Place: Timor-Leste • Dates: 2009 • Partner: ADB

Project Summary

This report evaluates the prospects for trade and economic growth for two proximate economies in the Indonesian archipelago, Nusa Tenggara Timur (NTT), Indonesia, and the independent state of Timor-Leste (TIM). Both have very low incomes and predominantly rural populations (mainly subsistence farmers and food-insecure households), and both are at the early stages of development with limited regional and global trade linkages. TIM has historically been implicated in disruptive civil strife, which continues to pose risks to existing and prospective economic assets. However, considerable potential exists in both economies relative to today’s living standards. Trade-oriented development of value-added activities associated with the primary sector, including agro food and labor-intensive light industry and services such as tourism might offer important diversification and alleviate social risks from very high current under- and un-employment rates.

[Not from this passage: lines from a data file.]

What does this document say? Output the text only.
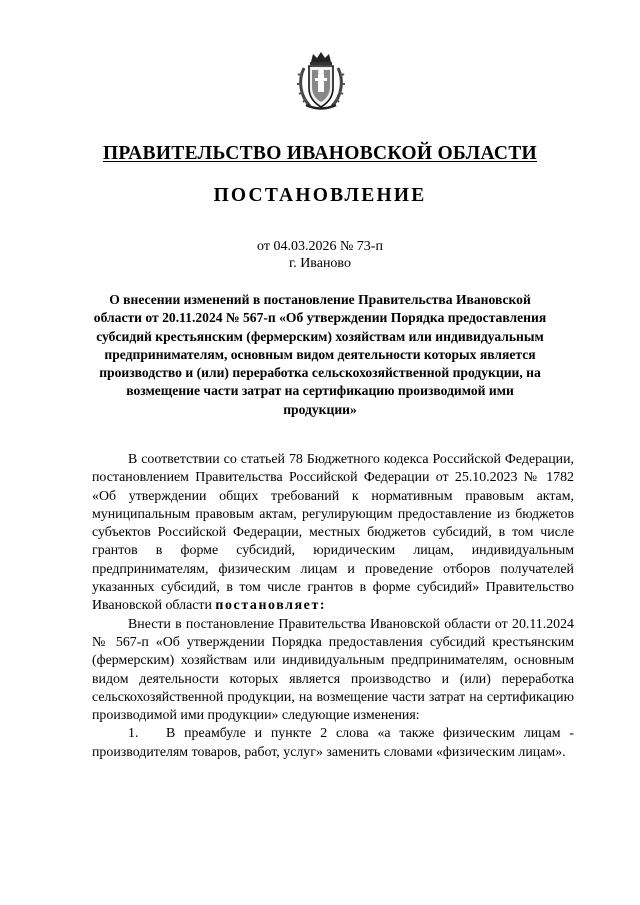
ПРАВИТЕЛЬСТВО ИВАНОВСКОЙ ОБЛАСТИ
ПОСТАНОВЛЕНИЕ
от 04.03.2026 № 73-п
г. Иваново
О внесении изменений в постановление Правительства Ивановской области от 20.11.2024 № 567-п «Об утверждении Порядка предоставления субсидий крестьянским (фермерским) хозяйствам или индивидуальным предпринимателям, основным видом деятельности которых является производство и (или) переработка сельскохозяйственной продукции, на возмещение части затрат на сертификацию производимой ими продукции»

В соответствии со статьей 78 Бюджетного кодекса Российской Федерации, постановлением Правительства Российской Федерации от 25.10.2023 № 1782 «Об утверждении общих требований к нормативным правовым актам, муниципальным правовым актам, регулирующим предоставление из бюджетов субъектов Российской Федерации, местных бюджетов субсидий, в том числе грантов в форме субсидий, юридическим лицам, индивидуальным предпринимателям, физическим лицам и проведение отборов получателей указанных субсидий, в том числе грантов в форме субсидий» Правительство Ивановской области постановляет:

Внести в постановление Правительства Ивановской области от 20.11.2024 № 567-п «Об утверждении Порядка предоставления субсидий крестьянским (фермерским) хозяйствам или индивидуальным предпринимателям, основным видом деятельности которых является производство и (или) переработка сельскохозяйственной продукции, на возмещение части затрат на сертификацию производимой ими продукции» следующие изменения:

1. В преамбуле и пункте 2 слова «а также физическим лицам - производителям товаров, работ, услуг» заменить словами «физическим лицам».
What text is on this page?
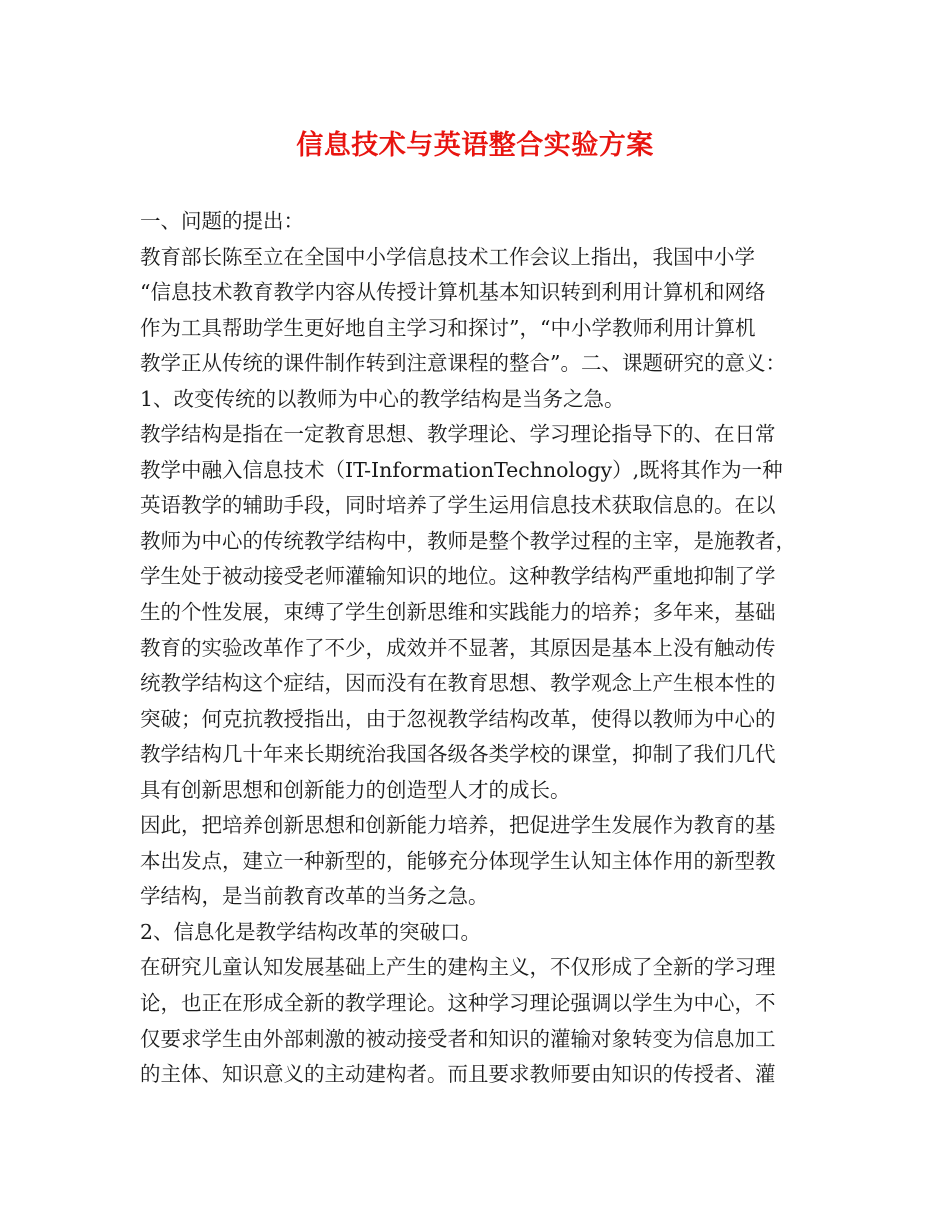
信息技术与英语整合实验方案
一、问题的提出：
教育部长陈至立在全国中小学信息技术工作会议上指出，我国中小学
“信息技术教育教学内容从传授计算机基本知识转到利用计算机和网络
作为工具帮助学生更好地自主学习和探讨”，“中小学教师利用计算机
教学正从传统的课件制作转到注意课程的整合”。二、课题研究的意义：
1、改变传统的以教师为中心的教学结构是当务之急。
教学结构是指在一定教育思想、教学理论、学习理论指导下的、在日常
教学中融入信息技术（IT-InformationTechnology）,既将其作为一种
英语教学的辅助手段，同时培养了学生运用信息技术获取信息的。在以
教师为中心的传统教学结构中，教师是整个教学过程的主宰，是施教者，
学生处于被动接受老师灌输知识的地位。这种教学结构严重地抑制了学
生的个性发展，束缚了学生创新思维和实践能力的培养；多年来，基础
教育的实验改革作了不少，成效并不显著，其原因是基本上没有触动传
统教学结构这个症结，因而没有在教育思想、教学观念上产生根本性的
突破；何克抗教授指出，由于忽视教学结构改革，使得以教师为中心的
教学结构几十年来长期统治我国各级各类学校的课堂，抑制了我们几代
具有创新思想和创新能力的创造型人才的成长。
因此，把培养创新思想和创新能力培养，把促进学生发展作为教育的基
本出发点，建立一种新型的，能够充分体现学生认知主体作用的新型教
学结构，是当前教育改革的当务之急。
2、信息化是教学结构改革的突破口。
在研究儿童认知发展基础上产生的建构主义，不仅形成了全新的学习理
论，也正在形成全新的教学理论。这种学习理论强调以学生为中心，不
仅要求学生由外部刺激的被动接受者和知识的灌输对象转变为信息加工
的主体、知识意义的主动建构者。而且要求教师要由知识的传授者、灌
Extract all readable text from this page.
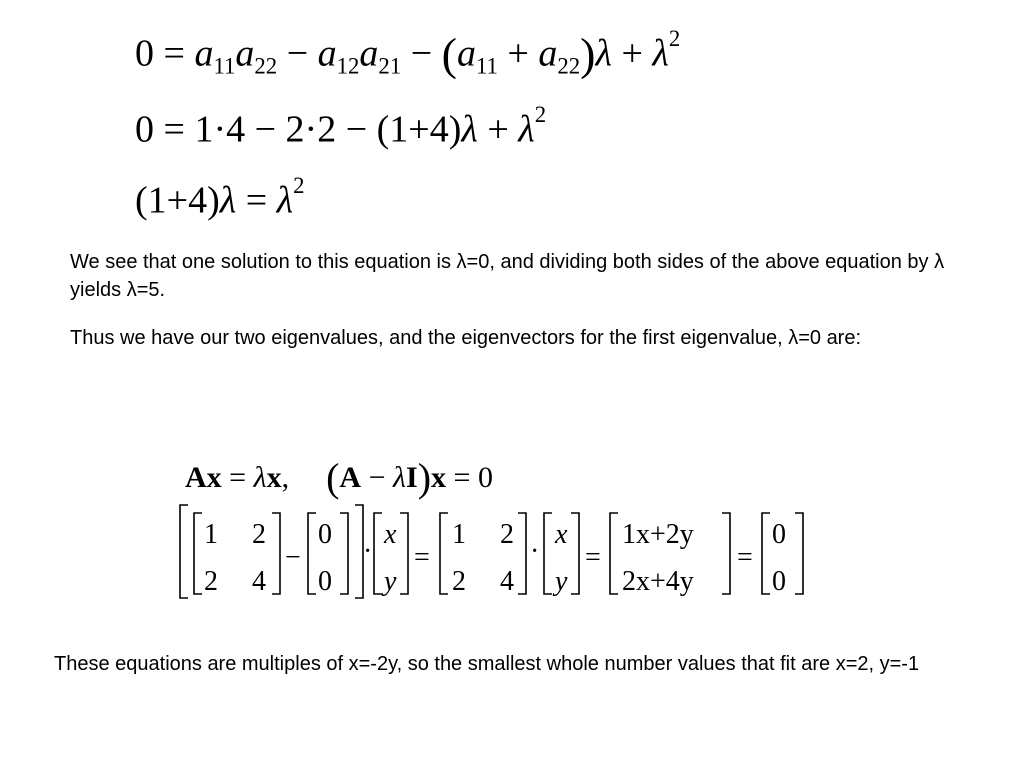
$0 = a_{11}a_{22} - a_{12}a_{21} - (a_{11} + a_{22})\lambda + \lambda^2$
$0 = 1\cdot 4 - 2\cdot 2 - (1+4)\lambda + \lambda^2$
$(1+4)\lambda = \lambda^2$
We see that one solution to this equation is λ=0, and dividing both sides of the above equation by λ yields λ=5.
Thus we have our two eigenvalues, and the eigenvectors for the first eigenvalue, λ=0 are:
Ax = λx, (A − λI)x = 0
1 2
2 4
−
0
0
·
x
y
=
1 2
2 4
·
x
y
=
1x+2y
2x+4y
=
0
0
These equations are multiples of x=-2y, so the smallest whole number values that fit are x=2, y=-1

A primary impediment to development appears to be real and de facto trade and investment barriers. Real trade barriers consist primarily of infrastructure deficiencies, including port and supporting transport and communication facilities, as well as soft infrastructure to facilitate more efficient trade/investment promotion and supervision. De facto trade barriers comprise a wide array of informal obstacles, including apparent underperformance of border clearance functions, bilateral contractual and market failures, and, sometimes, outright resistance on the part of some toward bilateral flows of goods, services, and persons.

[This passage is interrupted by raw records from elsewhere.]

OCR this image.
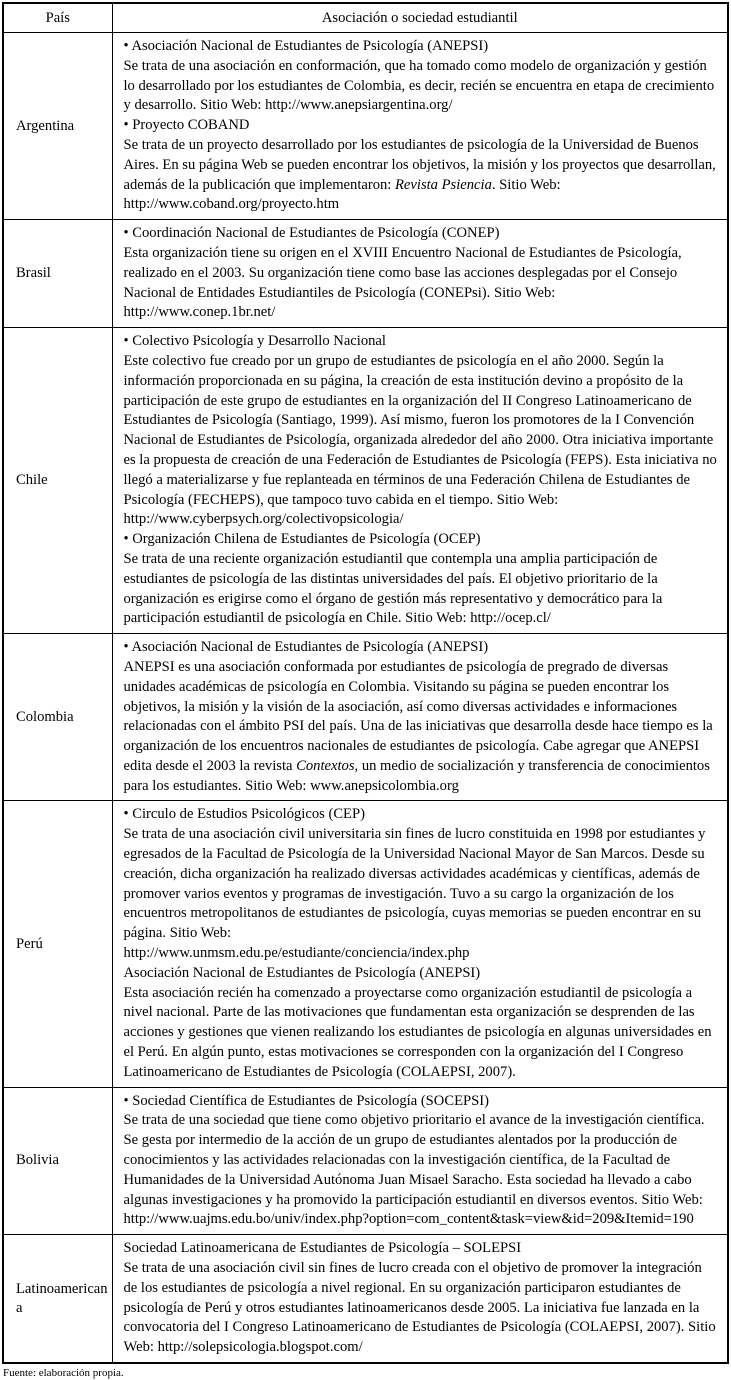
País	Asociación o sociedad estudiantil
Argentina	• Asociación Nacional de Estudiantes de Psicología (ANEPSI)

Se trata de una asociación en conformación, que ha tomado como modelo de organización y gestión lo desarrollado por los estudiantes de Colombia, es decir, recién se encuentra en etapa de crecimiento y desarrollo. Sitio Web: http://www.anepsiargentina.org/

• Proyecto COBAND

Se trata de un proyecto desarrollado por los estudiantes de psicología de la Universidad de Buenos Aires. En su página Web se pueden encontrar los objetivos, la misión y los proyectos que desarrollan, además de la publicación que implementaron: Revista Psiencia. Sitio Web: http://www.coband.org/proyecto.htm

Brasil	• Coordinación Nacional de Estudiantes de Psicología (CONEP)

Esta organización tiene su origen en el XVIII Encuentro Nacional de Estudiantes de Psicología, realizado en el 2003. Su organización tiene como base las acciones desplegadas por el Consejo Nacional de Entidades Estudiantiles de Psicología (CONEPsi). Sitio Web:

http://www.conep.1br.net/

Chile	• Colectivo Psicología y Desarrollo Nacional

Este colectivo fue creado por un grupo de estudiantes de psicología en el año 2000. Según la información proporcionada en su página, la creación de esta institución devino a propósito de la participación de este grupo de estudiantes en la organización del II Congreso Latinoamericano de Estudiantes de Psicología (Santiago, 1999). Así mismo, fueron los promotores de la I Convención Nacional de Estudiantes de Psicología, organizada alrededor del año 2000. Otra iniciativa importante es la propuesta de creación de una Federación de Estudiantes de Psicología (FEPS). Esta iniciativa no llegó a materializarse y fue replanteada en términos de una Federación Chilena de Estudiantes de Psicología (FECHEPS), que tampoco tuvo cabida en el tiempo. Sitio Web: http://www.cyberpsych.org/colectivopsicologia/

• Organización Chilena de Estudiantes de Psicología (OCEP)

Se trata de una reciente organización estudiantil que contempla una amplia participación de estudiantes de psicología de las distintas universidades del país. El objetivo prioritario de la organización es erigirse como el órgano de gestión más representativo y democrático para la participación estudiantil de psicología en Chile. Sitio Web: http://ocep.cl/

Colombia	• Asociación Nacional de Estudiantes de Psicología (ANEPSI)

ANEPSI es una asociación conformada por estudiantes de psicología de pregrado de diversas unidades académicas de psicología en Colombia. Visitando su página se pueden encontrar los objetivos, la misión y la visión de la asociación, así como diversas actividades e informaciones relacionadas con el ámbito PSI del país. Una de las iniciativas que desarrolla desde hace tiempo es la organización de los encuentros nacionales de estudiantes de psicología. Cabe agregar que ANEPSI edita desde el 2003 la revista Contextos, un medio de socialización y transferencia de conocimientos para los estudiantes. Sitio Web: www.anepsicolombia.org

Perú	• Circulo de Estudios Psicológicos (CEP)

Se trata de una asociación civil universitaria sin fines de lucro constituida en 1998 por estudiantes y egresados de la Facultad de Psicología de la Universidad Nacional Mayor de San Marcos. Desde su creación, dicha organización ha realizado diversas actividades académicas y científicas, además de promover varios eventos y programas de investigación. Tuvo a su cargo la organización de los encuentros metropolitanos de estudiantes de psicología, cuyas memorias se pueden encontrar en su página. Sitio Web:

http://www.unmsm.edu.pe/estudiante/conciencia/index.php

Asociación Nacional de Estudiantes de Psicología (ANEPSI)

Esta asociación recién ha comenzado a proyectarse como organización estudiantil de psicología a nivel nacional. Parte de las motivaciones que fundamentan esta organización se desprenden de las acciones y gestiones que vienen realizando los estudiantes de psicología en algunas universidades en el Perú. En algún punto, estas motivaciones se corresponden con la organización del I Congreso Latinoamericano de Estudiantes de Psicología (COLAEPSI, 2007).

Bolivia	• Sociedad Científica de Estudiantes de Psicología (SOCEPSI)

Se trata de una sociedad que tiene como objetivo prioritario el avance de la investigación científica. Se gesta por intermedio de la acción de un grupo de estudiantes alentados por la producción de conocimientos y las actividades relacionadas con la investigación científica, de la Facultad de Humanidades de la Universidad Autónoma Juan Misael Saracho. Esta sociedad ha llevado a cabo algunas investigaciones y ha promovido la participación estudiantil en diversos eventos. Sitio Web:

http://www.uajms.edu.bo/univ/index.php?option=com_content&task=view&id=209&Itemid=190

Latinoamericana	Sociedad Latinoamericana de Estudiantes de Psicología – SOLEPSI

Se trata de una asociación civil sin fines de lucro creada con el objetivo de promover la integración de los estudiantes de psicología a nivel regional. En su organización participaron estudiantes de psicología de Perú y otros estudiantes latinoamericanos desde 2005. La iniciativa fue lanzada en la convocatoria del I Congreso Latinoamericano de Estudiantes de Psicología (COLAEPSI, 2007). Sitio Web: http://solepsicologia.blogspot.com/

Fuente: elaboración propia.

Our review of available evidence suggests that increased trade could be a potent catalyst for growth in both economies, and this report assesses the prospects for such trade expansion. Importantly, our findings indicate that apparent home-market bias is a serious mercantilist fallacy, as growth of exports from more open trade would be much more robust than import growth. In particular, public and private investments to facilitate trade could increase exports as a percent of gross domestic product more than twice as fast as imports, offering both economies significant growth leverage from new external demand and savings inflows. Taken together, the results of this review strongly support an outward-oriented agenda of public and private trade facilitation, including much more determined infrastructure investments for domestic, regional, and global market access, accompanied by public and private capacity development for more effective development of trade and investment opportunities.